Gene expression and antibody response in chicken against Salmonella Typhimurium challenge
- Poultry science 2019 v.98 no.5 pp. 2008-2013
- Salmonella Typhimurium, antibody formation, broiler chickens, gastrointestinal diseases, gene expression, genes, immunoglobulin G, immunoglobulin M, interferon-gamma, interleukin-12, interleukin-18, intestines, messenger RNA, pathogens, polymerase chain reaction, poultry diseases, vaccination, vaccines
- Salmonella enterica serovar Typhimurium (S. Typhimurium) is a primary avian pathogen responsible for severe intestinal pathology in younger chickens and economic losses to poultry industry.

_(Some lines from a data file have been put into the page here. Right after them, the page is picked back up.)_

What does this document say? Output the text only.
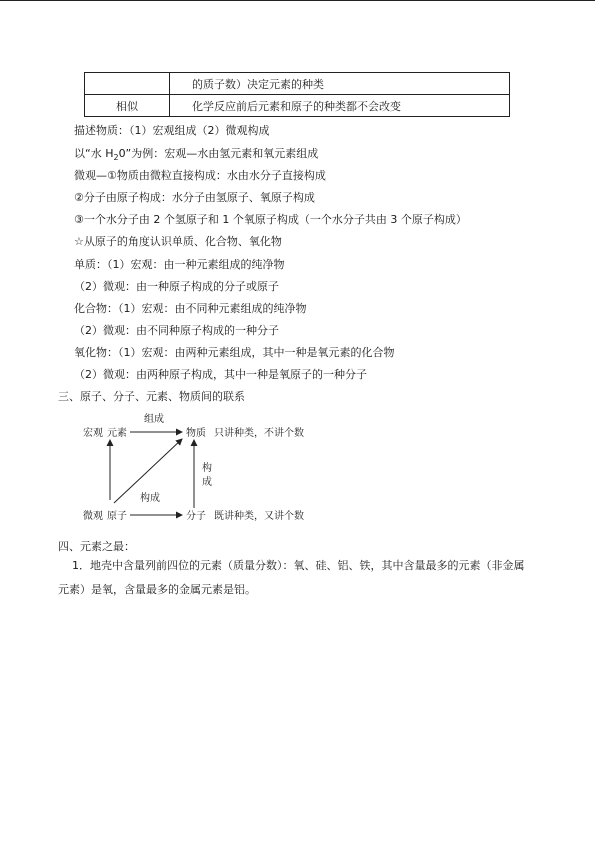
	的质子数）决定元素的种类
相似	化学反应前后元素和原子的种类都不会改变
描述物质：（1）宏观组成（2）微观构成
以“水 $H_20$”为例：宏观—水由氢元素和氧元素组成
微观—①物质由微粒直接构成：水由水分子直接构成
②分子由原子构成：水分子由氢原子、氧原子构成
③一个水分子由 2 个氢原子和 1 个氧原子构成（一个水分子共由 3 个原子构成）
☆从原子的角度认识单质、化合物、氧化物
单质：（1）宏观：由一种元素组成的纯净物
（2）微观：由一种原子构成的分子或原子
化合物：（1）宏观：由不同种元素组成的纯净物
（2）微观：由不同种原子构成的一种分子
氧化物：（1）宏观：由两种元素组成，其中一种是氧元素的化合物
（2）微观：由两种原子构成，其中一种是氧原子的一种分子
三、原子、分子、元素、物质间的联系
宏观 元素
组成
物质 只讲种类，不讲个数
构
成
构成
微观 原子	分子 既讲种类，又讲个数
四、元素之最：
1．地壳中含量列前四位的元素（质量分数）：氧、硅、铝、铁，其中含量最多的元素（非金属元素）是氧，含量最多的金属元素是铝。
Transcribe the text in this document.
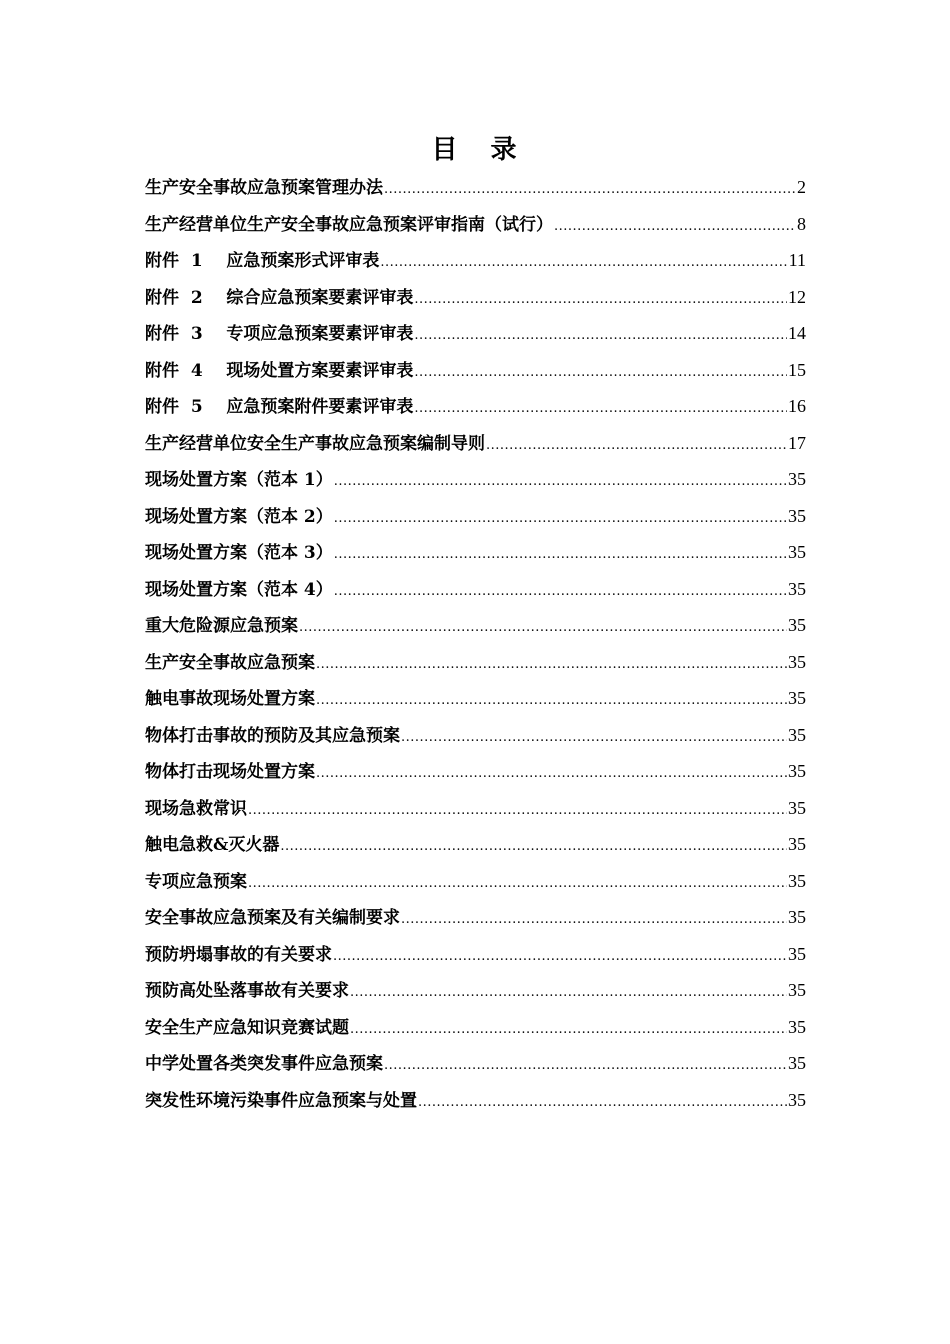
目 录
生产安全事故应急预案管理办法 .....	2
生产经营单位生产安全事故应急预案评审指南（试行） .....	8
附件  1    应急预案形式评审表 .....	11
附件  2    综合应急预案要素评审表 .....	12
附件  3    专项应急预案要素评审表 .....	14
附件  4    现场处置方案要素评审表 .....	15
附件  5    应急预案附件要素评审表 .....	16
生产经营单位安全生产事故应急预案编制导则 .....	17
现场处置方案（范本 1） .....	35
现场处置方案（范本 2） .....	35
现场处置方案（范本 3） .....	35
现场处置方案（范本 4） .....	35
重大危险源应急预案 .....	35
生产安全事故应急预案 .....	35
触电事故现场处置方案 .....	35
物体打击事故的预防及其应急预案 .....	35
物体打击现场处置方案 .....	35
现场急救常识 .....	35
触电急救&灭火器 .....	35
专项应急预案 .....	35
安全事故应急预案及有关编制要求 .....	35
预防坍塌事故的有关要求 .....	35
预防高处坠落事故有关要求 .....	35
安全生产应急知识竞赛试题 .....	35
中学处置各类突发事件应急预案 .....	35
突发性环境污染事件应急预案与处置 .....	35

Furthermore, S. Typhimurium is also able to cause infection in humans, characterized by acute gastrointestinal disease. A study was conducted to investigate antibody response and expression kinetics of interferon gamma (IFNγ), interleukin (IL-12, and IL-18) genes in broiler chicken at 0, 1, 3, 5, 7, 9, 11, 13, and 15 D post infection following experimental infection of S. Typhimurium. Immunological studies showed higher titres of IgG and IgM in the infected group as compared to the age-matched un-infected control group. The Real-Time PCR-based gene expression analysis revealed significant increase of IFNγ, IL-12, and IL-18 mRNA levels in the infected group as compared to their respective controls (P < 0.05). The present study shall help in understanding the immune responses in birds, thus allowing development of more effective vaccines and vaccination strategies.